Not having a car in those days (I rode a bicycle, putting the money saved into helping those who help the homeless and hungry) I was able to find a ride to Richmond, about a hundred miles from my home.  I had no way to get back but would deal with that later in the day.
I stood before the Constitution Committee, about a dozen legislators who showed me by the look on their faces that they didn’t give a damn about the issue.  I said a few words and was immediately interrupted by a delegate who insisted that I hurry.  Every sentence was challenged by one of the delegates, with a nonsensical interruption to question what I was saying, so I had to stop to explain the law to each interrupter, and the circumstances, about which they were completely ignorant.  I tore apart every challenge to what I was saying.
For instance, they challenged that the homeless would be given rights nobody else had.  I responded by pointing out that military people serving abroad could easily vote by absentee ballot even though many could not show they had a home address in Virginia at the time they voted.
It went on like this for some time, and the group of delegates were getting surly when I was angrily told that they had all they needed from me.  Between the lines one could recognize that most of them had nothing but disgust for homeless people, others appeared to be bored with the subject.
Homeless people don’t contribute money to their election campaigns, and homeless people don’t vote, so there was no need to pay attention to them, the legislators obviously opined.  This, of course, perpetuates the ignoring of the homeless which goes on decade after decade.
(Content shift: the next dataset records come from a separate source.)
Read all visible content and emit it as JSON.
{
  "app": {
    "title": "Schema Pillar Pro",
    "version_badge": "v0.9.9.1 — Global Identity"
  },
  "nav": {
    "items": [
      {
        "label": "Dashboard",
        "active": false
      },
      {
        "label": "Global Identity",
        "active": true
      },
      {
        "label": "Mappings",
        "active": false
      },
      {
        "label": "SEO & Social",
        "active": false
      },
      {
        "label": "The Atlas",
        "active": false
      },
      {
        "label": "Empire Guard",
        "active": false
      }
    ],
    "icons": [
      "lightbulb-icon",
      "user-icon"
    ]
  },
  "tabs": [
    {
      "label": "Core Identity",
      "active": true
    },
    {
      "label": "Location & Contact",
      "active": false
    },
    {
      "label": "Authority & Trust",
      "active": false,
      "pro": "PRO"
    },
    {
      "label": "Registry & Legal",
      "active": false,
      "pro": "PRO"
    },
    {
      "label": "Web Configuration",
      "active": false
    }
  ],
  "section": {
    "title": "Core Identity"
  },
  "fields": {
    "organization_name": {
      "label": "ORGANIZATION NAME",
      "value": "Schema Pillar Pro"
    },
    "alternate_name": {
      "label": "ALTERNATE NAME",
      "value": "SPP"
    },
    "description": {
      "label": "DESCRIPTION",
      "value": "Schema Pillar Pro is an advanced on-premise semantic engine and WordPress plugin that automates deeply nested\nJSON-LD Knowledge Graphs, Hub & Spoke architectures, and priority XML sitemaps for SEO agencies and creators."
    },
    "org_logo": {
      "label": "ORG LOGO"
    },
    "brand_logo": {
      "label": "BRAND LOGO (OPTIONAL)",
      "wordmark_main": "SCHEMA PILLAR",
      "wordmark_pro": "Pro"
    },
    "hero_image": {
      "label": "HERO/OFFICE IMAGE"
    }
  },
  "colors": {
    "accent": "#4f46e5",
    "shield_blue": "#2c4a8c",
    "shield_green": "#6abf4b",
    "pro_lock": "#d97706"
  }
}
The legislators are there to represent, primarily, people of means who generously stuff their pockets.
But I had backed the delegates into a position from which they could not deny that under existing law the homeless could not legally vote, and they were very upset about my pointing such a thing out to them.  They obviously wanted to just throw the idea out, their original intention in attempting to discourage me from speaking.
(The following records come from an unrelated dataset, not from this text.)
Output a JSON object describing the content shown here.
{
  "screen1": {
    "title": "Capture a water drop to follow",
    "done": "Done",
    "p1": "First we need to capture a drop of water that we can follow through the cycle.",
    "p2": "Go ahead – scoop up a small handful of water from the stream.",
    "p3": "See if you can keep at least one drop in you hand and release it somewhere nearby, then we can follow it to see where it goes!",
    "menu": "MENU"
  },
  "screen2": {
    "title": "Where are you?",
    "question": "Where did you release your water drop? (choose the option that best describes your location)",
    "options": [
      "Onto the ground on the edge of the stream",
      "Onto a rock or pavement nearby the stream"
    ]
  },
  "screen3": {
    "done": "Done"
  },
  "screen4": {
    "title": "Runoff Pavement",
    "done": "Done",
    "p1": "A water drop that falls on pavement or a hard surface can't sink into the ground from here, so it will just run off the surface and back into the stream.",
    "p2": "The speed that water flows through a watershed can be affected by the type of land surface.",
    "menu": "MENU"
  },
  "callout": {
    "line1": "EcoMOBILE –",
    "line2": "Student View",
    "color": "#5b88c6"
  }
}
I was told to wait by Mary, who was not on the Constitution Committee, and she later met with me, gushing that I had accomplished the impossible.  She said I had gotten further than anyone with the issue, and that the delegates had not shot down the idea as expected.
But they had tabled it, their way of killing it.  They simply would not find time to go back and look at it again in the months and years which followed.  Nothing ever came of it.
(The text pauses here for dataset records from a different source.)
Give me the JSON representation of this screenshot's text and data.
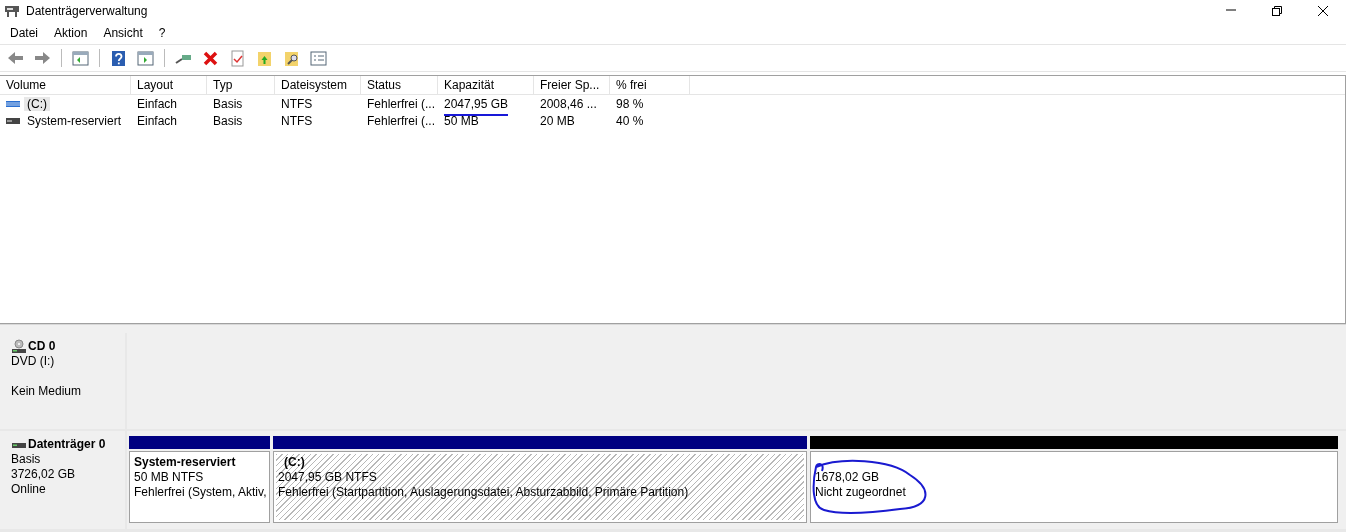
{
  "window": {
    "title": "Datenträgerverwaltung"
  },
  "menu": [
    "Datei",
    "Aktion",
    "Ansicht",
    "?"
  ],
  "table": {
    "columns": [
      "Volume",
      "Layout",
      "Typ",
      "Dateisystem",
      "Status",
      "Kapazität",
      "Freier Sp...",
      "% frei"
    ],
    "rows": [
      {
        "kind": "striped",
        "selected": true,
        "capacity_underlined": true,
        "cells": [
          "(C:)",
          "Einfach",
          "Basis",
          "NTFS",
          "Fehlerfrei (...",
          "2047,95 GB",
          "2008,46 ...",
          "98 %"
        ]
      },
      {
        "kind": "plain",
        "selected": false,
        "capacity_underlined": false,
        "cells": [
          "System-reserviert",
          "Einfach",
          "Basis",
          "NTFS",
          "Fehlerfrei (...",
          "50 MB",
          "20 MB",
          "40 %"
        ]
      }
    ]
  },
  "disks": [
    {
      "kind": "cd",
      "name": "CD 0",
      "lines": [
        "DVD (I:)",
        "Kein Medium"
      ]
    },
    {
      "kind": "disk",
      "name": "Datenträger 0",
      "lines": [
        "Basis",
        "3726,02 GB",
        "Online"
      ],
      "partitions": [
        {
          "kind": "primary",
          "selected": false,
          "circled": false,
          "title": "System-reserviert",
          "lines": [
            "50 MB NTFS",
            "Fehlerfrei (System, Aktiv,"
          ]
        },
        {
          "kind": "primary",
          "selected": true,
          "circled": false,
          "title": "(C:)",
          "lines": [
            "2047,95 GB NTFS",
            "Fehlerfrei (Startpartition, Auslagerungsdatei, Absturzabbild, Primäre Partition)"
          ]
        },
        {
          "kind": "unallocated",
          "selected": false,
          "circled": true,
          "lines": [
            "1678,02 GB",
            "Nicht zugeordnet"
          ]
        }
      ]
    }
  ]
}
This was decades ago, and since, I’ve encouraged younger people to attempt to challenge the system, but they also failed.  The voter registration application now reads  “All applicants must provide a street address/description of their physical dwelling place.”
It also states that “A materially false statement on this form constitutes the crime of election fraud, which is punishable under Virginia law as a felony.  Violators may be sentenced up to 10 years in prison, or up to 12 months in jail and/or fined up to $2,500.”
Imagine being homeless and having to worry about a ten year prison sentence for filling out a voter registration form that might be questioned.  Would voting be worth it?  Similar laws exist in many of the states.
In my dreams I see a time when legislators all over the nation will have to wonder if homeless people (millions are homeless at least some of the time during any given year in the USA) are being organized to vote.  I can see the tables we set up on the streets, with stacks of registration forms beside the grits and coffee, our volunteers getting them to sign up and promise to vote, perhaps even for someone who would represent them, such as a Green Party member.
It is a minimal step toward getting government leaders to recognize that our fellow human beings are hungry and homeless, and hopefully, mad as hell and willing to help vote the heartless bastards who toil to transfer everything to the billionaires, out of office.  That’s the primary reason legislators make it so difficult for public interest candidates to get on the ballot, or for those in the best positions to recognize injustice to register to vote.